Western the first choice of more students
By Paolo Zinatelli
It seems more and more people are placing Western at the top of their application when applying to universities.
The number of first-choice applications for Western has increased 56 per cent between 1993 and 2002, while the remaining universities in Ontario have seen only an average increase of 16 per cent.
According to Greg Marcotte, national director of the Ontario Universities Application Centre, it is still premature to count this year's numbers, as OUAC is still processing applications.
"We're still receiving thousands of applications," he said, adding complete statistics will be available later this month.
However, OUAC statistics for the last two years show that the increase in first-choice applications for Western is greater than that of any other major Ontario university.
According OUAC statistics, between 2001 and 2002, Western saw an increase of 18 per cent in first-choice applications. In 2001, 2,357 people chose Western first on their university applications and that number increased to 2,800 in 2002.
During that same time, the University of Toronto only saw an increase of 8 per cent, while Queen's University saw an increase of 6.6 per cent.

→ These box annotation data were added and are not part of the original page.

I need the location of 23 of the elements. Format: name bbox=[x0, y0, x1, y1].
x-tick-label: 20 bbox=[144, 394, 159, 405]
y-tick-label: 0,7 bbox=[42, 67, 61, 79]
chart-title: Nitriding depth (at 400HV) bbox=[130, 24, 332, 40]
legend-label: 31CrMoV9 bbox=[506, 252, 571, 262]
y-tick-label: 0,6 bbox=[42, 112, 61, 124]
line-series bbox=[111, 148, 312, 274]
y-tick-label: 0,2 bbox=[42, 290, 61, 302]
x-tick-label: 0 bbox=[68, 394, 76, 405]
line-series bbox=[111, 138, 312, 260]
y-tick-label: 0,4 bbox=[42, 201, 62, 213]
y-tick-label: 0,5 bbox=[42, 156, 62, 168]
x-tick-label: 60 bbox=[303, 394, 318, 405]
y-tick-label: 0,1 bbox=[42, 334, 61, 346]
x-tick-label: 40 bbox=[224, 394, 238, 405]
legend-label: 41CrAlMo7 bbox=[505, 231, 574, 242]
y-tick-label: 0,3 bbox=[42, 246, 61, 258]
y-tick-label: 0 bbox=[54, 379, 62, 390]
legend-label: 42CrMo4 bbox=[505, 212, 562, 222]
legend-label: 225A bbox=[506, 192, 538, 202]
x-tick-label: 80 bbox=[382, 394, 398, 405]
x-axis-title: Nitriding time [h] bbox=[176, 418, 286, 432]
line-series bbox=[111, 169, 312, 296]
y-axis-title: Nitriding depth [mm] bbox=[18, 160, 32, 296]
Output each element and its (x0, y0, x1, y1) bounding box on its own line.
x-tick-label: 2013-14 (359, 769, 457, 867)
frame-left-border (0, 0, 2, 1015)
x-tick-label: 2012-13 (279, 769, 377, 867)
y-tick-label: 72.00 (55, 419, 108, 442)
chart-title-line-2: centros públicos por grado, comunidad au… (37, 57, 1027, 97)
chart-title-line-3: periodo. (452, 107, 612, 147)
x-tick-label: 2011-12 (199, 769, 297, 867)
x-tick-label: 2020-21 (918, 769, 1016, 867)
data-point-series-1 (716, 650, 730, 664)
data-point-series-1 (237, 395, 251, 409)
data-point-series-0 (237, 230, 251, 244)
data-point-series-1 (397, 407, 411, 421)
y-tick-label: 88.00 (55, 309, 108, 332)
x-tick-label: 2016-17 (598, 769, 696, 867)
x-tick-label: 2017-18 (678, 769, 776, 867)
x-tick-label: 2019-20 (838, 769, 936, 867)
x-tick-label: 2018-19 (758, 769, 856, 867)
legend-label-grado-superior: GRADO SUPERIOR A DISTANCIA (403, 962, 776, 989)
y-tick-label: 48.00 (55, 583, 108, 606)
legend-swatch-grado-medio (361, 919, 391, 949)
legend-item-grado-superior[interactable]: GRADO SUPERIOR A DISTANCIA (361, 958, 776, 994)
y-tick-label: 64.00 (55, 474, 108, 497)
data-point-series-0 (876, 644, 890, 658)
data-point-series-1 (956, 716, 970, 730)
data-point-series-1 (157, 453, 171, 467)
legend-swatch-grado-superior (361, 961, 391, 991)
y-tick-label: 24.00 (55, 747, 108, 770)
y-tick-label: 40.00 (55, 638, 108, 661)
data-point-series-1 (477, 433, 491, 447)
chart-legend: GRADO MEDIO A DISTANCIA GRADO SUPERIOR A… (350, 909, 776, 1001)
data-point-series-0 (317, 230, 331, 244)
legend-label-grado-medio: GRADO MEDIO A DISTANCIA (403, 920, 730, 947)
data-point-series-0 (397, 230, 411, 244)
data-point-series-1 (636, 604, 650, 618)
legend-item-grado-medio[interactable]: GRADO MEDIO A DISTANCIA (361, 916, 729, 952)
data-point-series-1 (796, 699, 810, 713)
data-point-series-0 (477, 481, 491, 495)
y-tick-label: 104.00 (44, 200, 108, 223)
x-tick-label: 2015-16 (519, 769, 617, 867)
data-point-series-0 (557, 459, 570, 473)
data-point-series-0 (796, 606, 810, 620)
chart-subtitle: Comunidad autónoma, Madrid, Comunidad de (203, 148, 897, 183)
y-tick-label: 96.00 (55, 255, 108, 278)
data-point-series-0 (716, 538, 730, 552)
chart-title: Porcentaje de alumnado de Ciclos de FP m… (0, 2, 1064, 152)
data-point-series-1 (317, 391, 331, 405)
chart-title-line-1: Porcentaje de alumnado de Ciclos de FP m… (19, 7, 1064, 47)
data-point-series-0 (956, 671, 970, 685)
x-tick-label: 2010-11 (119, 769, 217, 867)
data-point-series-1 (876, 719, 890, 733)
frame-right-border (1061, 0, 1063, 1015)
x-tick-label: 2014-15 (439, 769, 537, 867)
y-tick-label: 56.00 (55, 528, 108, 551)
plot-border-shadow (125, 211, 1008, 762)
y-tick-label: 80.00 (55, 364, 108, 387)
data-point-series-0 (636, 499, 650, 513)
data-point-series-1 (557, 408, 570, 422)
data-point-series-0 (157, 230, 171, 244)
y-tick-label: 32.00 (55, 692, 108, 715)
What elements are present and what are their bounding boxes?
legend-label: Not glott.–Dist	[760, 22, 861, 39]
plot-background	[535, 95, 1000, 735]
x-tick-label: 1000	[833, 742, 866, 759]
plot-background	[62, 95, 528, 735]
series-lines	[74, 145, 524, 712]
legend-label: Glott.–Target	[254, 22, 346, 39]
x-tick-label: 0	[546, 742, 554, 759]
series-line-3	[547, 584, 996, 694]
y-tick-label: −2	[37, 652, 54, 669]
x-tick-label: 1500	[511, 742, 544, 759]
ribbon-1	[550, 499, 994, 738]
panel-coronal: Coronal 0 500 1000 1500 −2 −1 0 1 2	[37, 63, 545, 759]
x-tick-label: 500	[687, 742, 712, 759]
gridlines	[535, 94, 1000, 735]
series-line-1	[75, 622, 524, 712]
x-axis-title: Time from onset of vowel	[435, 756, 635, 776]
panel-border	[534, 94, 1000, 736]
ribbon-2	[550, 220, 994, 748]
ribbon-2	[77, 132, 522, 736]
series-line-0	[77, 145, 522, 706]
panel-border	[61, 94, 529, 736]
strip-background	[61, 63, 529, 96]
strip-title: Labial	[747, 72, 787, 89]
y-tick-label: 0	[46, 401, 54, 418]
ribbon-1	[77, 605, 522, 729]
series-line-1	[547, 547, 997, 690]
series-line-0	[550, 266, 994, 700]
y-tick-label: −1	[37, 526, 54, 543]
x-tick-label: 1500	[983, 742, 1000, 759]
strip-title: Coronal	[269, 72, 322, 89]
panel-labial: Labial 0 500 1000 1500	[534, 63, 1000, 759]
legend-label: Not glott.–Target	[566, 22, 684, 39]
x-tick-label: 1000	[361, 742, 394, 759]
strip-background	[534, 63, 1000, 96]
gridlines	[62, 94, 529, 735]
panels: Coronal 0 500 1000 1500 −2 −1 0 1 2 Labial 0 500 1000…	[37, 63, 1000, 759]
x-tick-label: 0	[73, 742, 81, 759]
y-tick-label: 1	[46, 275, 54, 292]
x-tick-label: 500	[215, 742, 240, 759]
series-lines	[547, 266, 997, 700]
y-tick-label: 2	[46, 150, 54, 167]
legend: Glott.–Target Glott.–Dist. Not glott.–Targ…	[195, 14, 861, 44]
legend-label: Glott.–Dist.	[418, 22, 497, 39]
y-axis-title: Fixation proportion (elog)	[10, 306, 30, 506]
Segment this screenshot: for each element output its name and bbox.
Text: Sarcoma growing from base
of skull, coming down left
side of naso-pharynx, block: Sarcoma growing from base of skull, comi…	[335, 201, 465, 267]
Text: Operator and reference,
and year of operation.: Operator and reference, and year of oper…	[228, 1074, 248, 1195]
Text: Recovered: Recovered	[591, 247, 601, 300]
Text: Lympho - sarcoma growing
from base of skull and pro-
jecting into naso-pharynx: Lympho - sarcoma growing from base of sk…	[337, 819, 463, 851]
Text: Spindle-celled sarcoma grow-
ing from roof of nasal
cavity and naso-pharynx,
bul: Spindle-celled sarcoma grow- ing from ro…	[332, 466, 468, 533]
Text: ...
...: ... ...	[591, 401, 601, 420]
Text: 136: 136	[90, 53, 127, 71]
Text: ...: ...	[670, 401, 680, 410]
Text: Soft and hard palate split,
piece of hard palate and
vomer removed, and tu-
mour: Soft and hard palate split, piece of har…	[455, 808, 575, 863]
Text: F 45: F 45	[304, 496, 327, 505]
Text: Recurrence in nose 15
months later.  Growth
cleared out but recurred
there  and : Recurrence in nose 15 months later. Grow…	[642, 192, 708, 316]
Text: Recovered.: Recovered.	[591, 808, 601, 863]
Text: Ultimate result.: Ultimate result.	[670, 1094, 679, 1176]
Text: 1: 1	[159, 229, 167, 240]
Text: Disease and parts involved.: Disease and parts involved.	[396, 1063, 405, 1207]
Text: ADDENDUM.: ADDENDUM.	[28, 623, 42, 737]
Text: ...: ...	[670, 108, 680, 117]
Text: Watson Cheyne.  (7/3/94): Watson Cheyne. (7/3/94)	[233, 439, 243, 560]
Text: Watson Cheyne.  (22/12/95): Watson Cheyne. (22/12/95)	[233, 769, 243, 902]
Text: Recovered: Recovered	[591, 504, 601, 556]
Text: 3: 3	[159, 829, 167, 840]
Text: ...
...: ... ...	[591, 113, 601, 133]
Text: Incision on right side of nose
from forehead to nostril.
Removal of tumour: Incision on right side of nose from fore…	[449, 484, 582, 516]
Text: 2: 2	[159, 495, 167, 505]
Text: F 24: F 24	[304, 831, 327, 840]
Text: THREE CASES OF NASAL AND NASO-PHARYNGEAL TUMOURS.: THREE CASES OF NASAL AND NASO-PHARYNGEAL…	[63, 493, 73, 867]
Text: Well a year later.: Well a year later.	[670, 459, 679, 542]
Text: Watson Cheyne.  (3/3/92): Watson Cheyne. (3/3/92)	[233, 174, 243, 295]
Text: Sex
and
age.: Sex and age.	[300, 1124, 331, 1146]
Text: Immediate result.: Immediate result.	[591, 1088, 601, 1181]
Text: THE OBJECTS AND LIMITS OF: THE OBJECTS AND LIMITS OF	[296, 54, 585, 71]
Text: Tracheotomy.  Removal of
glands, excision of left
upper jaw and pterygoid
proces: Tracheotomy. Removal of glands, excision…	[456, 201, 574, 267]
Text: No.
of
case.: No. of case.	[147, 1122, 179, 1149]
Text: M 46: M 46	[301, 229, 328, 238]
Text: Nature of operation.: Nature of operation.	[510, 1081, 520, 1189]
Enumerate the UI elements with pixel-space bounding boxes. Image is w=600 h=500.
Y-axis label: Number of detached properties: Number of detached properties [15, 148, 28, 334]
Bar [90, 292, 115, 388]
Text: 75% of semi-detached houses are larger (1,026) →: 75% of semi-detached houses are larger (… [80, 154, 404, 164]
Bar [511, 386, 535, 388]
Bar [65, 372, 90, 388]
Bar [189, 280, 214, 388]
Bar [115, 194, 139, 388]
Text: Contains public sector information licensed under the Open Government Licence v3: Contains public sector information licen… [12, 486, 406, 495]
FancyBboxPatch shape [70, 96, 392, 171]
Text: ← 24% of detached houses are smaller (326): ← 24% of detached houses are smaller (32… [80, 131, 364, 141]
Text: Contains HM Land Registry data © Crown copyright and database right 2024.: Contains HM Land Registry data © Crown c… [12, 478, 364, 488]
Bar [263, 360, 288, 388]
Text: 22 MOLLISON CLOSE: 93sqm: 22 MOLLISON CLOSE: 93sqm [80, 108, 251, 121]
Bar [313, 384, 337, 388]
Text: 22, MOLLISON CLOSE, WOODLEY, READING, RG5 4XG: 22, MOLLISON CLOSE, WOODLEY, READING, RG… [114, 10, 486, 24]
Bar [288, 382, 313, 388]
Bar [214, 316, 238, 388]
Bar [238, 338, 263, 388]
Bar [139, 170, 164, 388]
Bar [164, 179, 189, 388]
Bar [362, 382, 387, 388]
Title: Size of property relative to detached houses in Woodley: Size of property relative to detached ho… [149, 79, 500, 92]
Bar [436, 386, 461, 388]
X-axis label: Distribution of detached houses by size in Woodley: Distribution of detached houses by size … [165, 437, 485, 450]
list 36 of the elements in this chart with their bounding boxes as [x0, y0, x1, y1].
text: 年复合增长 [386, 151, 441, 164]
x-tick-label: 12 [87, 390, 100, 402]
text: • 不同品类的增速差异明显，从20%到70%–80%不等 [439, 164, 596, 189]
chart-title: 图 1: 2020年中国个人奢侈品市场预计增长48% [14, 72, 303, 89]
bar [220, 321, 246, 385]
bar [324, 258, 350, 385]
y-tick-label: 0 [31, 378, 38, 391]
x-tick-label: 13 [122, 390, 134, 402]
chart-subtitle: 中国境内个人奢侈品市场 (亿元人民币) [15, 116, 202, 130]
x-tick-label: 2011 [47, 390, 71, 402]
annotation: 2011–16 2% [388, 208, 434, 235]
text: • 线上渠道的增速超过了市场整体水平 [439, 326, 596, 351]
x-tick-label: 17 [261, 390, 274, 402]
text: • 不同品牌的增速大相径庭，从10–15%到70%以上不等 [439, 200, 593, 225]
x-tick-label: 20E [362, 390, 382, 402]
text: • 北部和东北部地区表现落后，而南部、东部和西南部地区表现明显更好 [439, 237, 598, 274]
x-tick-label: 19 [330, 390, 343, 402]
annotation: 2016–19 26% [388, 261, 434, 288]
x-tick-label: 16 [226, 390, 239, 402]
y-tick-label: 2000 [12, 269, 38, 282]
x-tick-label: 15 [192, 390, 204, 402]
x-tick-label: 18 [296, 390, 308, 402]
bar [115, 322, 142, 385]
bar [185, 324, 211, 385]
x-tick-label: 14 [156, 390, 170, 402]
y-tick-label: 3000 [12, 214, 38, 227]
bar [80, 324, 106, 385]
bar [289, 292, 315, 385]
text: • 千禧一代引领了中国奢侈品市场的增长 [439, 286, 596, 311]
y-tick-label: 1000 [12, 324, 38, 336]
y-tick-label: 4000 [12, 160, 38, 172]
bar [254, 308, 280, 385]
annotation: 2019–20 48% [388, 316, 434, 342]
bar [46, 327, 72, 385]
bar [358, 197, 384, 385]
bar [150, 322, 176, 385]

York University in Toronto saw a decline of 25.1 per cent in first-choice applications over the same two years, and the University of Waterloo also saw a decline of 11.2 per cent. While 2,401 students placed Waterloo first on their application in 2001, only 2,132 did so the following year.
"This is a very good news story," said Western President Paul Davenport. The numbers show that the retention rate of students, as well as the number of graduates, are both rising, he explained.
"[It is] showing up in the classrooms," Davenport said, adding students are choosing Western first because they perceive the high quality of an undergraduate education here.
"It doesn't surprise me that the numbers are up," said Chris Sinal, president of the University Students' Council. He said Western offers a strong academic environment, along with social growth and development, making it attractive to prospective students.
"We are running a leadership program [for London high school students]," Sinal said, adding the initiative will help prospective students learn about the USC.
There are a lot of opportunities for students at Western besides academics, he said, citing clubs and volunteer opportunities.